North Korea to allow foreigners to use mobile internet

North Korea will soon allow foreigners to tweet, Skype and surf the Internet from their cellphones, iPads and other mobile devices in its second relaxation of controls on communications in recent weeks. However, North Korean citizens will not have access to the mobile Internet service to be offered by provider Koryolink within the next week.

Koryolink, a joint venture between Korea Post & Telecommunications Corporation and Egypt’s Orascom Telecom Media and Technology Holding SAE, informed foreign residents in Pyongyang on Friday that it will launch a third generation, or 3G, mobile Internet service no later than March 1.

The announcement comes just weeks after North Korea began allowing foreigners to bring their own cellphones into the country to use with Koryolink SIM cards, reversing a longstanding rule requiring most visitors to relinquish their phones at customs and leaving many without easy means of communication with the outside world.

The two changes in policy mean foreigners in North Korea will have unprecedented connectivity while living, working or traveling in a country long regarded as one of the most isolated nations in the world.

However, wireless Internet will not yet be offered to North Koreans, who are governed by a separate set of telecommunication rules from foreigners.
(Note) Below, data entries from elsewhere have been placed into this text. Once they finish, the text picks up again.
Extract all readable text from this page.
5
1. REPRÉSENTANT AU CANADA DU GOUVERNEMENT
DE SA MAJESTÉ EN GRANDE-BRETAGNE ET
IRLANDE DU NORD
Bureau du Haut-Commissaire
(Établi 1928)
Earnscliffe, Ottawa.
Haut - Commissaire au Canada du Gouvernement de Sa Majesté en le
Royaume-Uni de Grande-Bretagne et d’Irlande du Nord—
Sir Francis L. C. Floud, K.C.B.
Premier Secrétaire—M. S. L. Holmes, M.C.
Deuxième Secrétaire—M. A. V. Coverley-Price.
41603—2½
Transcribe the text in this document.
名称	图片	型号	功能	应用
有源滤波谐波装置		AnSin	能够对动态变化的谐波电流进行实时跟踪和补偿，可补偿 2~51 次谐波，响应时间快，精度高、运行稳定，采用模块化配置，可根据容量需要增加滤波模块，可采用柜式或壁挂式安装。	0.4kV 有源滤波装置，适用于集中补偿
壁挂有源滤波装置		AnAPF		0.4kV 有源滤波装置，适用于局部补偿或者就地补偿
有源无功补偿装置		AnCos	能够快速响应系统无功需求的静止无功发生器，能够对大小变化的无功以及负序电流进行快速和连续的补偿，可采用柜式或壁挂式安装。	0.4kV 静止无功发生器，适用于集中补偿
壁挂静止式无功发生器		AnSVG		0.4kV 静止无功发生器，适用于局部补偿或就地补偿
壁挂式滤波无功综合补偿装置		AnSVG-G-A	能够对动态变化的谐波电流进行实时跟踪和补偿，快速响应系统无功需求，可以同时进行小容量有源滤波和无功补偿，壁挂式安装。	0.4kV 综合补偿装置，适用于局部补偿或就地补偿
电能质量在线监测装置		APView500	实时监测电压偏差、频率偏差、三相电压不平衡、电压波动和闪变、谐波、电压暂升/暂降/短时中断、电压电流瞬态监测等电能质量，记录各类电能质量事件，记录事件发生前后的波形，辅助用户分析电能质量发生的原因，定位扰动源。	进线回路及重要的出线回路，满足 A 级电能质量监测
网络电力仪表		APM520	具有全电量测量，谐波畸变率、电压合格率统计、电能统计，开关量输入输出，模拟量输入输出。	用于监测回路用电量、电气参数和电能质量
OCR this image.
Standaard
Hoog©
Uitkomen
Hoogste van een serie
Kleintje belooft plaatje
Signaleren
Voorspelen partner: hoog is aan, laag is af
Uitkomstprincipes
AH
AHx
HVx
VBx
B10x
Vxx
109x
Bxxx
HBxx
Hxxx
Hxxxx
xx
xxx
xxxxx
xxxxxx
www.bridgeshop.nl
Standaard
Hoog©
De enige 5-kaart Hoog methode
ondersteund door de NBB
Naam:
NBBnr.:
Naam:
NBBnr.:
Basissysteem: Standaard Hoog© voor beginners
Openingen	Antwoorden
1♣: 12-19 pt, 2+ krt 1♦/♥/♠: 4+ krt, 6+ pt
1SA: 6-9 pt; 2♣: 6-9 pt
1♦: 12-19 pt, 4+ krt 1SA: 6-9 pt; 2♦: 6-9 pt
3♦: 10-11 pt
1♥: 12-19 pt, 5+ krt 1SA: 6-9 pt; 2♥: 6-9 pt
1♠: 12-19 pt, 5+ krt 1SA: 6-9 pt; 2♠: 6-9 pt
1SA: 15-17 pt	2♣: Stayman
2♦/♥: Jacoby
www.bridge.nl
North Koreans will be allowed to access certain 3G services, including SMS and MMS messaging, video calls and subscriptions to the state-run Rodong Sinmun newspaper — but not the global Internet.

The lack of Internet access in North Korea has put the country at the bottom of Internet freedom surveys. Though North Korea is equipped for broadband Internet, only a small, approved segment of the population has access to the World Wide Web.

During a visit to Pyongyang early last month, Google’s executive chairman pressed the North Koreans to expand access to the Internet. Eric Schmidt noted that it would be “very easy” for North Korea to offer Internet on Koryolink’s fast-expanding 3G cellphone network.

“As the world becomes increasingly connected, the North Korean decision to be virtually isolated is very much going to affect their physical world and their economic growth,” he wrote in a Jan. 20 blog post after returning to the United States. “It will make it harder for them to catch up economically. It is their choice now, and in my view, it’s time for them to start, or they will remain behind.”

Soon after Schmidt’s visit, Google unveiled maps of North Korea with more details based on contributions from foreigners using satellite images and publicly available information to map the country. Before, North Korea was left mostly blank in Google Maps but with the update, Pyongyang and major North Korean cities are shown with street names, parks, roads, train stops and monuments.

Cellphone use has multiplied in North Korea since Orascom built a 3G network more than four years ago. More than a million people are now using mobile phones in North Korea, where the network now covers most major cities, according to Orascom.